Question #729
A social media app stores user session data in an Amazon DynamoDB table. Millions of sessions are created daily, and each session is a single item. The app requires only active sessions, and any session older than 24 hours must be removed. What is the MOST cost-effective way to delete expired sessions?
For each item, add a String attribute with the session creation timestamp. Create a script to scan the table for expired sessions and delete them using BatchWriteItem. Schedule the script hourly via a cron job on an Amazon EC2 instance.
For each item, add a String attribute with the session creation timestamp. Create a script to scan the table and delete expired sessions using BatchWriteItem. Deploy the script in a container and schedule it every 10 minutes using an Amazon ECS task on AWS Fargate.

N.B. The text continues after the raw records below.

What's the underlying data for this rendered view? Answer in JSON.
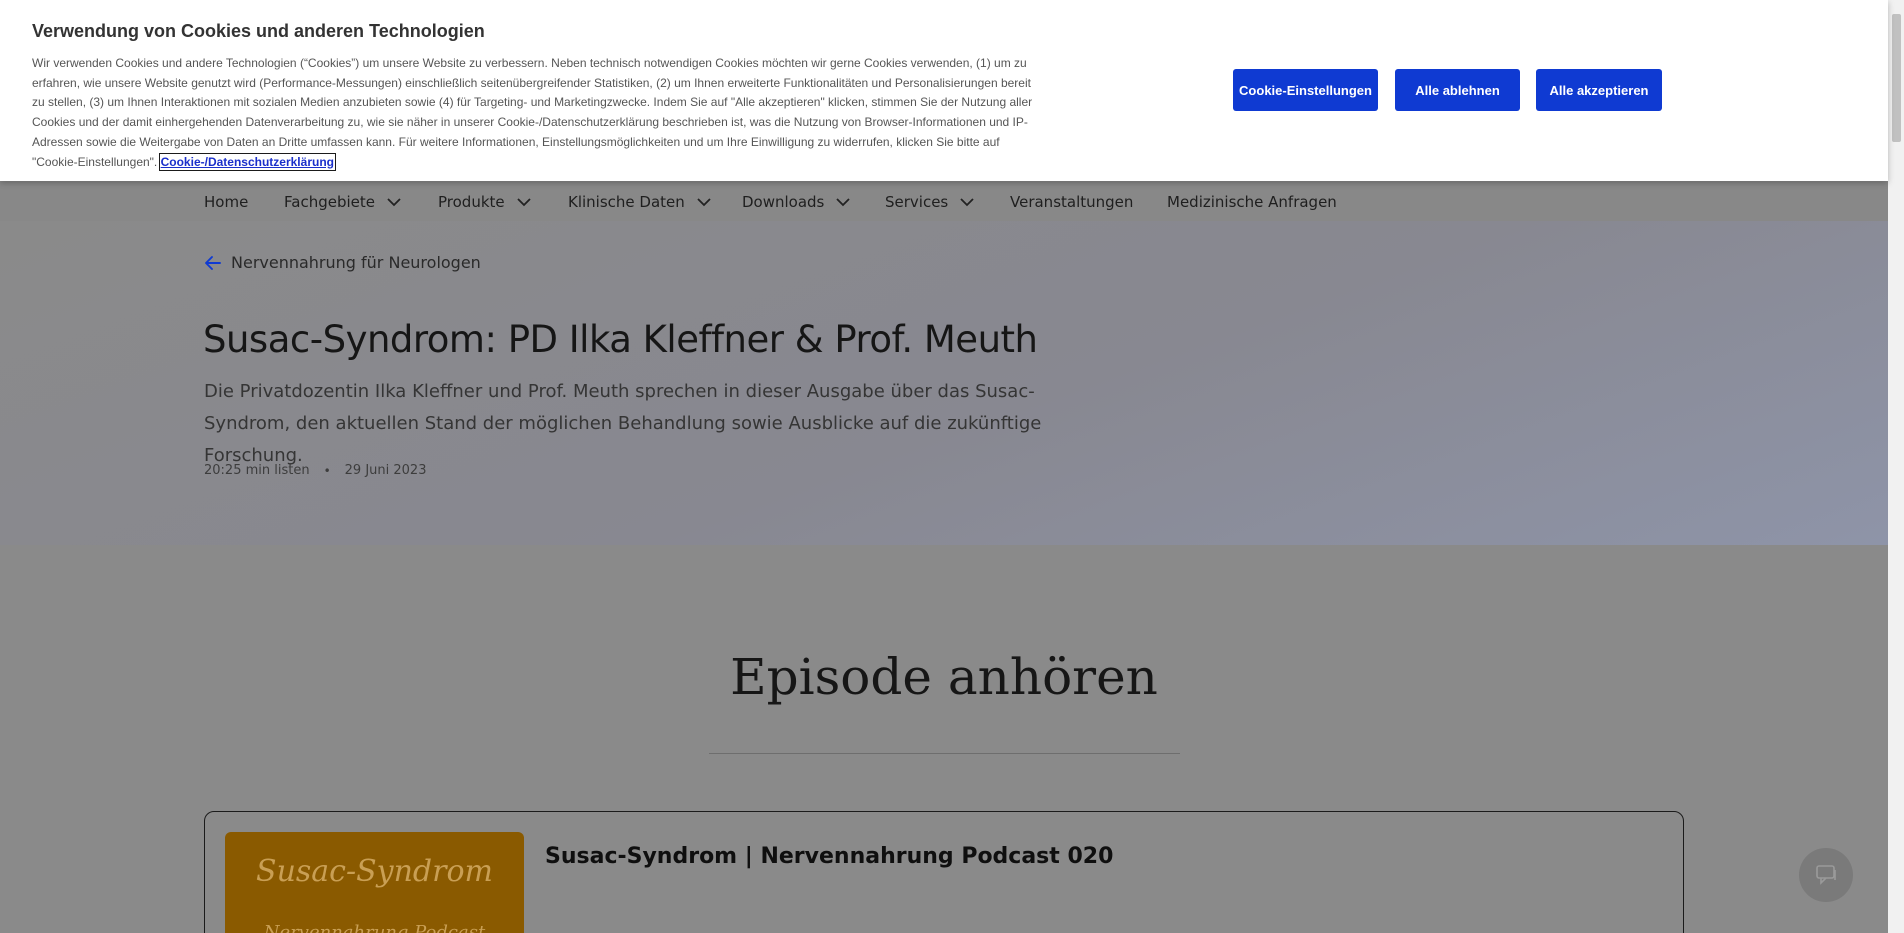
{
  "cookie_banner": {
    "title": "Verwendung von Cookies und anderen Technologien",
    "text": "Wir verwenden Cookies und andere Technologien (“Cookies”) um unsere Website zu verbessern. Neben technisch notwendigen Cookies möchten wir gerne Cookies verwenden, (1) um zu erfahren, wie unsere Website genutzt wird (Performance-Messungen) einschließlich seitenübergreifender Statistiken, (2) um Ihnen erweiterte Funktionalitäten und Personalisierungen bereit zu stellen, (3) um Ihnen Interaktionen mit sozialen Medien anzubieten sowie (4) für Targeting- und Marketingzwecke. Indem Sie auf \"Alle akzeptieren\" klicken, stimmen Sie der Nutzung aller Cookies und der damit einhergehenden Datenverarbeitung zu, wie sie näher in unserer Cookie-/Datenschutzerklärung beschrieben ist, was die Nutzung von Browser-Informationen und IP-Adressen sowie die Weitergabe von Daten an Dritte umfassen kann. Für weitere Informationen, Einstellungsmöglichkeiten und um Ihre Einwilligung zu widerrufen, klicken Sie bitte auf \"Cookie-Einstellungen\".",
    "link_label": "Cookie-/Datenschutzerklärung",
    "settings_button": "Cookie-Einstellungen",
    "reject_button": "Alle ablehnen",
    "accept_button": "Alle akzeptieren",
    "button_color": "#0f3ad2"
  },
  "nav": {
    "items": [
      {
        "label": "Home",
        "has_dropdown": false
      },
      {
        "label": "Fachgebiete",
        "has_dropdown": true
      },
      {
        "label": "Produkte",
        "has_dropdown": true
      },
      {
        "label": "Klinische Daten",
        "has_dropdown": true
      },
      {
        "label": "Downloads",
        "has_dropdown": true
      },
      {
        "label": "Services",
        "has_dropdown": true
      },
      {
        "label": "Veranstaltungen",
        "has_dropdown": false
      },
      {
        "label": "Medizinische Anfragen",
        "has_dropdown": false
      }
    ]
  },
  "hero": {
    "back_link": "Nervennahrung für Neurologen",
    "title": "Susac-Syndrom: PD Ilka Kleffner & Prof. Meuth",
    "description": "Die Privatdozentin Ilka Kleffner und Prof. Meuth sprechen in dieser Ausgabe über das Susac-Syndrom, den aktuellen Stand der möglichen Behandlung sowie Ausblicke auf die zukünftige Forschung.",
    "duration": "20:25 min listen",
    "separator": "•",
    "date": "29 Juni 2023"
  },
  "episode_section": {
    "heading": "Episode anhören",
    "card": {
      "cover_title": "Susac-Syndrom",
      "cover_subtitle": "Nervennahrung Podcast",
      "title": "Susac-Syndrom | Nervennahrung Podcast 020"
    }
  },
  "icons": {
    "back": "arrow-left-icon",
    "dropdown": "chevron-down-icon",
    "chat": "chat-icon"
  }
}
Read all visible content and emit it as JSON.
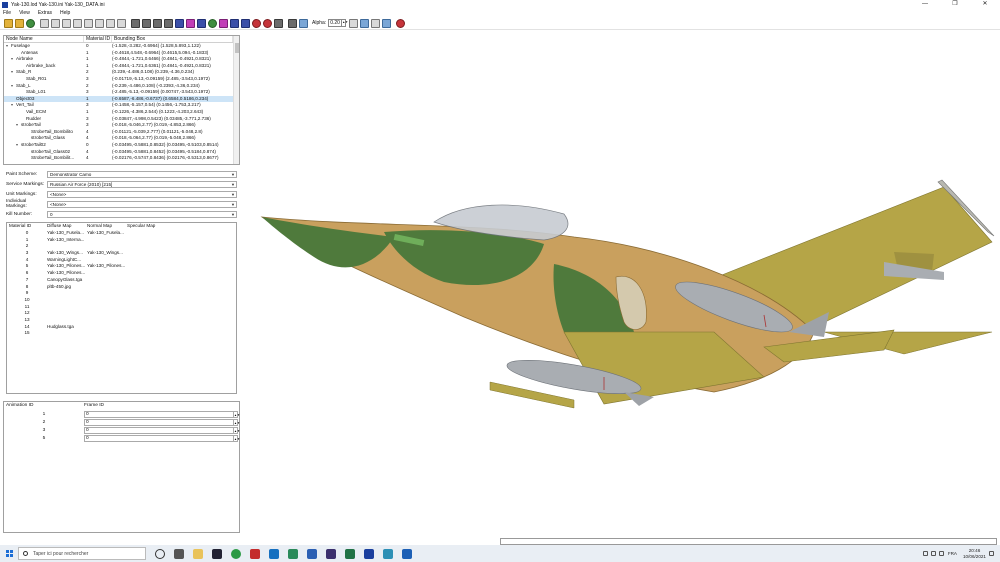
{
  "window": {
    "title": "Yak-130.lod  Yak-130.ini  Yak-130_DATA.ini",
    "min": "—",
    "max": "❐",
    "close": "✕"
  },
  "menu": [
    "File",
    "View",
    "Extras",
    "Help"
  ],
  "toolbar": {
    "alpha_label": "Alpha:",
    "alpha_value": "0.20"
  },
  "tree": {
    "headers": {
      "name": "Node Name",
      "material": "Material ID",
      "bbox": "Bounding Box"
    },
    "rows": [
      {
        "name": "Fuselage",
        "indent": 0,
        "arrow": "v",
        "mat": "0",
        "bbox": "(-1.528,-3.282,-0.6964) (1.528,5.893,1.122)"
      },
      {
        "name": "Antenas",
        "indent": 2,
        "arrow": "",
        "mat": "1",
        "bbox": "(-0.4618,4.548,-0.6964) (0.4615,5.094,-0.1833)"
      },
      {
        "name": "Airbrake",
        "indent": 1,
        "arrow": "v",
        "mat": "1",
        "bbox": "(-0.4844,-1.721,0.6466) (0.4841,-0.4921,0.8321)"
      },
      {
        "name": "Airbrake_back",
        "indent": 3,
        "arrow": "",
        "mat": "1",
        "bbox": "(-0.4844,-1.721,0.6361) (0.4841,-0.4921,0.8321)"
      },
      {
        "name": "Stab_R",
        "indent": 1,
        "arrow": "v",
        "mat": "2",
        "bbox": "(0.239,-4.486,0.108) (0.239,-4.36,0.234)"
      },
      {
        "name": "Stab_R01",
        "indent": 3,
        "arrow": "",
        "mat": "3",
        "bbox": "(-0.01719,-5.13,-0.09159) (2.485,-3.543,0.1972)"
      },
      {
        "name": "Stab_L",
        "indent": 1,
        "arrow": "v",
        "mat": "2",
        "bbox": "(-0.239,-4.486,0.108) (-0.2393,-4.36,0.234)"
      },
      {
        "name": "Stab_L01",
        "indent": 3,
        "arrow": "",
        "mat": "3",
        "bbox": "(-2.485,-5.13,-0.09159) (0.00747,-3.543,0.1972)"
      },
      {
        "name": "Object03",
        "indent": 1,
        "arrow": "",
        "mat": "1",
        "bbox": "(-0.6587,-6.486,-0.6737) (0.6584,0.5186,0.234)",
        "selected": true
      },
      {
        "name": "Vert_Tail",
        "indent": 1,
        "arrow": "v",
        "mat": "3",
        "bbox": "(-0.1458,-5.157,0.54) (0.1456,-1.753,3.217)"
      },
      {
        "name": "Vail_ECM",
        "indent": 3,
        "arrow": "",
        "mat": "1",
        "bbox": "(-0.1226,-4.386,2.544) (0.1223,-4.203,2.643)"
      },
      {
        "name": "Rudder",
        "indent": 3,
        "arrow": "",
        "mat": "3",
        "bbox": "(-0.03847,-4.998,0.5423) (0.03485,-3.771,2.736)"
      },
      {
        "name": "strobeTail",
        "indent": 2,
        "arrow": "v",
        "mat": "3",
        "bbox": "(-0.018,-5.046,2.77) (0.019,-4.853,2.866)"
      },
      {
        "name": "StrobeTail_Bombilito",
        "indent": 4,
        "arrow": "",
        "mat": "4",
        "bbox": "(-0.01121,-5.039,2.777) (0.01121,-5.048,2.8)"
      },
      {
        "name": "strobeTail_Glass",
        "indent": 4,
        "arrow": "",
        "mat": "4",
        "bbox": "(-0.018,-5.064,2.77) (0.019,-5.048,2.866)"
      },
      {
        "name": "strobeTail02",
        "indent": 2,
        "arrow": "v",
        "mat": "0",
        "bbox": "(-0.03495,-0.5881,0.8532) (0.03495,-0.5103,0.8514)"
      },
      {
        "name": "strobeTail_Glass02",
        "indent": 4,
        "arrow": "",
        "mat": "4",
        "bbox": "(-0.03495,-0.5881,0.8452) (0.03495,-0.5184,0.874)"
      },
      {
        "name": "StrobeTail_Bombilit...",
        "indent": 4,
        "arrow": "",
        "mat": "4",
        "bbox": "(-0.02176,-0.5747,0.8436) (0.02176,-0.5313,0.8677)"
      }
    ]
  },
  "form": {
    "paint_scheme": {
      "label": "Paint Scheme:",
      "value": "Demonstrator Camo"
    },
    "service_markings": {
      "label": "Service Markings:",
      "value": "Russian Air Force (2010) [215]"
    },
    "unit_markings": {
      "label": "Unit Markings:",
      "value": "<None>"
    },
    "individual_markings": {
      "label": "Individual Markings:",
      "value": "<None>"
    },
    "kill_number": {
      "label": "Kill Number:",
      "value": "0"
    }
  },
  "materials": {
    "headers": {
      "id": "Material ID",
      "diffuse": "Diffuse Map",
      "normal": "Normal Map",
      "specular": "Specular Map"
    },
    "rows": [
      {
        "id": "0",
        "diffuse": "Yak-130_Fusela...",
        "normal": "Yak-130_Fusela...",
        "specular": ""
      },
      {
        "id": "1",
        "diffuse": "Yak-130_Interna...",
        "normal": "",
        "specular": ""
      },
      {
        "id": "2",
        "diffuse": "",
        "normal": "",
        "specular": ""
      },
      {
        "id": "3",
        "diffuse": "Yak-130_Wings...",
        "normal": "Yak-130_Wings...",
        "specular": ""
      },
      {
        "id": "4",
        "diffuse": "WarningLightC...",
        "normal": "",
        "specular": ""
      },
      {
        "id": "5",
        "diffuse": "Yak-130_Pilones...",
        "normal": "Yak-130_Pilones...",
        "specular": ""
      },
      {
        "id": "6",
        "diffuse": "Yak-130_Pilones...",
        "normal": "",
        "specular": ""
      },
      {
        "id": "7",
        "diffuse": "CanopyGlass.tga",
        "normal": "",
        "specular": ""
      },
      {
        "id": "8",
        "diffuse": "pltb-450.jpg",
        "normal": "",
        "specular": ""
      },
      {
        "id": "9",
        "diffuse": "",
        "normal": "",
        "specular": ""
      },
      {
        "id": "10",
        "diffuse": "",
        "normal": "",
        "specular": ""
      },
      {
        "id": "11",
        "diffuse": "",
        "normal": "",
        "specular": ""
      },
      {
        "id": "12",
        "diffuse": "",
        "normal": "",
        "specular": ""
      },
      {
        "id": "13",
        "diffuse": "",
        "normal": "",
        "specular": ""
      },
      {
        "id": "14",
        "diffuse": "Hudglass.tga",
        "normal": "",
        "specular": ""
      },
      {
        "id": "15",
        "diffuse": "",
        "normal": "",
        "specular": ""
      }
    ]
  },
  "animation": {
    "headers": {
      "id": "Animation ID",
      "frame": "Frame ID"
    },
    "rows": [
      {
        "id": "1",
        "frame": "0"
      },
      {
        "id": "2",
        "frame": "0"
      },
      {
        "id": "3",
        "frame": "0"
      },
      {
        "id": "5",
        "frame": "0"
      }
    ]
  },
  "colors": {
    "camo_tan": "#c9a05e",
    "camo_green": "#4f7a3c",
    "wing_yellow": "#b8a845",
    "pod_grey": "#a9adb2"
  },
  "taskbar": {
    "search_placeholder": "Taper ici pour rechercher",
    "language": "FRA",
    "time": "20:46",
    "date": "10/06/2021"
  }
}
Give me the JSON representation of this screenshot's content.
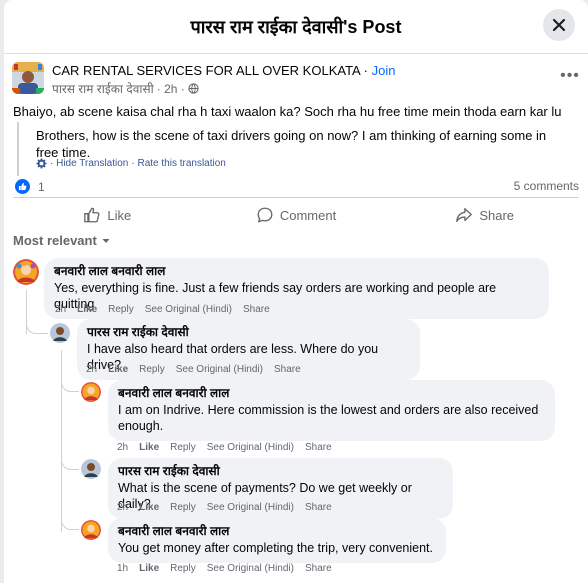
{
  "header": {
    "title": "पारस राम राईका देवासी's Post"
  },
  "post": {
    "group_name": "CAR RENTAL SERVICES FOR ALL OVER KOLKATA",
    "separator": "·",
    "join_label": "Join",
    "author": "पारस राम राईका देवासी",
    "time": "· 2h ·",
    "text": "Bhaiyo, ab scene kaisa chal rha h taxi waalon ka? Soch rha hu free time mein thoda earn kar lu",
    "translation": "Brothers, how is the scene of taxi drivers going on now? I am thinking of earning some in free time.",
    "hide_translation": "· Hide Translation",
    "rate_translation": "· Rate this translation"
  },
  "stats": {
    "reactions": "1",
    "comments": "5 comments"
  },
  "actions": {
    "like": "Like",
    "comment": "Comment",
    "share": "Share"
  },
  "sort": {
    "label": "Most relevant"
  },
  "comments": [
    {
      "name": "बनवारी लाल बनवारी लाल",
      "text": "Yes, everything is fine. Just a few friends say orders are working and people are quitting",
      "time": "2h",
      "like": "Like",
      "reply": "Reply",
      "see_original": "See Original (Hindi)",
      "share": "Share"
    },
    {
      "name": "पारस राम राईका देवासी",
      "text": "I have also heard that orders are less. Where do you drive?",
      "time": "2h",
      "like": "Like",
      "reply": "Reply",
      "see_original": "See Original (Hindi)",
      "share": "Share"
    },
    {
      "name": "बनवारी लाल बनवारी लाल",
      "text": "I am on Indrive. Here commission is the lowest and orders are also received enough.",
      "time": "2h",
      "like": "Like",
      "reply": "Reply",
      "see_original": "See Original (Hindi)",
      "share": "Share"
    },
    {
      "name": "पारस राम राईका देवासी",
      "text": "What is the scene of payments? Do we get weekly or daily?",
      "time": "2h",
      "like": "Like",
      "reply": "Reply",
      "see_original": "See Original (Hindi)",
      "share": "Share"
    },
    {
      "name": "बनवारी लाल बनवारी लाल",
      "text": "You get money after completing the trip, very convenient.",
      "time": "1h",
      "like": "Like",
      "reply": "Reply",
      "see_original": "See Original (Hindi)",
      "share": "Share"
    }
  ],
  "colors": {
    "accent": "#0866ff",
    "muted": "#65676b",
    "bubble": "#f0f2f5"
  }
}
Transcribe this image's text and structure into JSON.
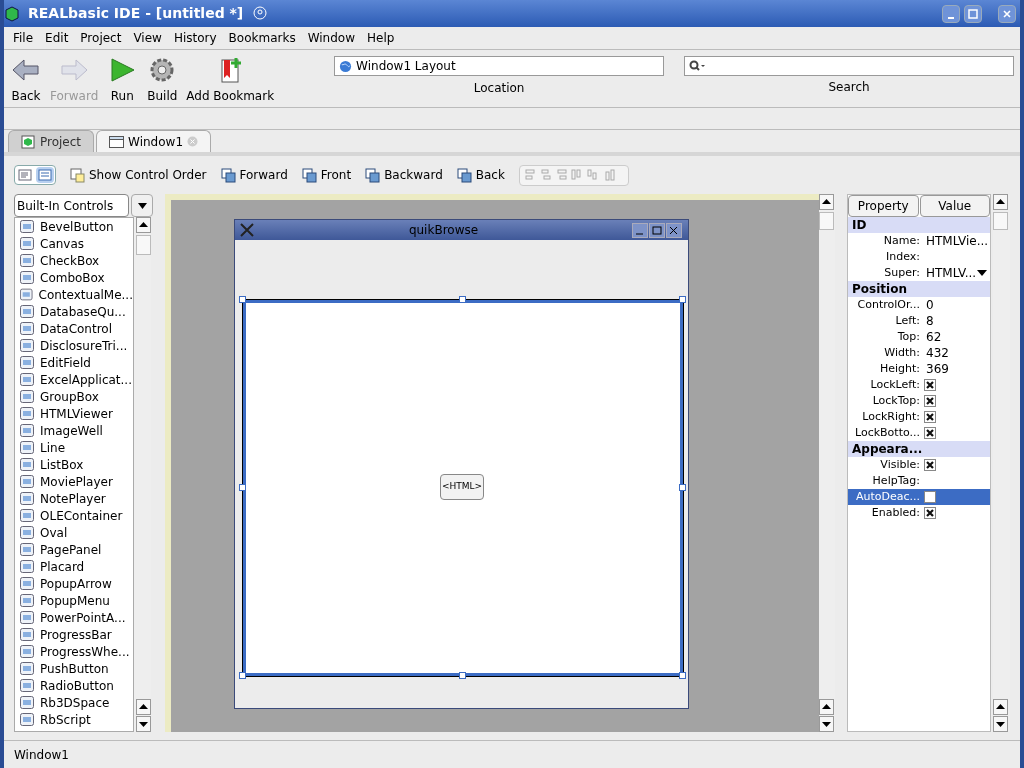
{
  "window": {
    "title": "REALbasic IDE - [untitled *]"
  },
  "menu": [
    "File",
    "Edit",
    "Project",
    "View",
    "History",
    "Bookmarks",
    "Window",
    "Help"
  ],
  "toolbar": [
    {
      "kind": "back",
      "label": "Back",
      "disabled": false
    },
    {
      "kind": "forward",
      "label": "Forward",
      "disabled": true
    },
    {
      "kind": "run",
      "label": "Run",
      "disabled": false
    },
    {
      "kind": "build",
      "label": "Build",
      "disabled": false
    },
    {
      "kind": "bookmark",
      "label": "Add Bookmark",
      "disabled": false
    }
  ],
  "location": {
    "value": "Window1 Layout",
    "label": "Location"
  },
  "search": {
    "label": "Search"
  },
  "tabs": [
    {
      "kind": "project",
      "label": "Project",
      "selected": false
    },
    {
      "kind": "window",
      "label": "Window1",
      "selected": true
    }
  ],
  "view_buttons": [
    {
      "kind": "list",
      "selected": false
    },
    {
      "kind": "layout",
      "selected": true
    }
  ],
  "layout_toolbar": [
    {
      "kind": "order",
      "label": "Show Control Order"
    },
    {
      "kind": "forward",
      "label": "Forward"
    },
    {
      "kind": "front",
      "label": "Front"
    },
    {
      "kind": "backward",
      "label": "Backward"
    },
    {
      "kind": "back",
      "label": "Back"
    }
  ],
  "controls": {
    "category": "Built-In Controls",
    "items": [
      "BevelButton",
      "Canvas",
      "CheckBox",
      "ComboBox",
      "ContextualMe...",
      "DatabaseQu...",
      "DataControl",
      "DisclosureTri...",
      "EditField",
      "ExcelApplicat...",
      "GroupBox",
      "HTMLViewer",
      "ImageWell",
      "Line",
      "ListBox",
      "MoviePlayer",
      "NotePlayer",
      "OLEContainer",
      "Oval",
      "PagePanel",
      "Placard",
      "PopupArrow",
      "PopupMenu",
      "PowerPointA...",
      "ProgressBar",
      "ProgressWhe...",
      "PushButton",
      "RadioButton",
      "Rb3DSpace",
      "RbScript"
    ]
  },
  "design_window": {
    "title": "quikBrowse",
    "control_label": "<HTML>"
  },
  "properties": {
    "columns": [
      "Property",
      "Value"
    ],
    "rows": [
      {
        "kind": "section",
        "label": "ID"
      },
      {
        "kind": "text",
        "label": "Name:",
        "value": "HTMLVie...",
        "selected": false
      },
      {
        "kind": "text",
        "label": "Index:",
        "selected": false
      },
      {
        "kind": "dropdown",
        "label": "Super:",
        "value": "HTMLV...",
        "selected": false
      },
      {
        "kind": "section",
        "label": "Position"
      },
      {
        "kind": "text",
        "label": "ControlOr...",
        "value": "0",
        "selected": false
      },
      {
        "kind": "text",
        "label": "Left:",
        "value": "8",
        "selected": false
      },
      {
        "kind": "text",
        "label": "Top:",
        "value": "62",
        "selected": false
      },
      {
        "kind": "text",
        "label": "Width:",
        "value": "432",
        "selected": false
      },
      {
        "kind": "text",
        "label": "Height:",
        "value": "369",
        "selected": false
      },
      {
        "kind": "checkbox",
        "label": "LockLeft:",
        "checked": true,
        "selected": false
      },
      {
        "kind": "checkbox",
        "label": "LockTop:",
        "checked": true,
        "selected": false
      },
      {
        "kind": "checkbox",
        "label": "LockRight:",
        "checked": true,
        "selected": false
      },
      {
        "kind": "checkbox",
        "label": "LockBotto...",
        "checked": true,
        "selected": false
      },
      {
        "kind": "section",
        "label": "Appeara..."
      },
      {
        "kind": "checkbox",
        "label": "Visible:",
        "checked": true,
        "selected": false
      },
      {
        "kind": "text",
        "label": "HelpTag:",
        "selected": false
      },
      {
        "kind": "checkbox",
        "label": "AutoDeac...",
        "checked": false,
        "selected": true
      },
      {
        "kind": "checkbox",
        "label": "Enabled:",
        "checked": true,
        "selected": false
      }
    ]
  },
  "status_bar": "Window1"
}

For each item, add a Date attribute set to 24 hours after the session creation time. Create a GSI using this attribute as the sort key. Use a Lambda function referencing the GSI to delete expired sessions via BatchWriteItem. Trigger the function every minute with a CloudWatch event.
For each item, add a Number attribute set to 24 hours after the session creation time. Configure the DynamoDB table's TTL to reference this attribute.
Explanation
Option D is correct because DynamoDB's TTL feature automatically deletes items when their specified timestamp attribute expires. This requires no additional compute resources (e.g., EC2, ECS, Lambda) or recurring costs for script execution. TTL is serverless, scales seamlessly, and minimizes operational overhead.
Other options are incorrect:
- A & B: Scanning the entire table hourly or every 10 minutes is inefficient and costly due to high read capacity consumption. Running scripts on EC2/ECS adds compute costs.
- C: While using a GSI and Lambda reduces scan overhead, frequent Lambda invocations (every minute) and BatchWriteItem operations are less cost-effective than TTL.
Key Points:
1. DynamoDB TTL is designed for automatic expiration of items.
2. TTL requires a Number-type attribute storing the expiration timestamp (epoch time in seconds).
3. Avoid scans and external compute resources for cost optimization.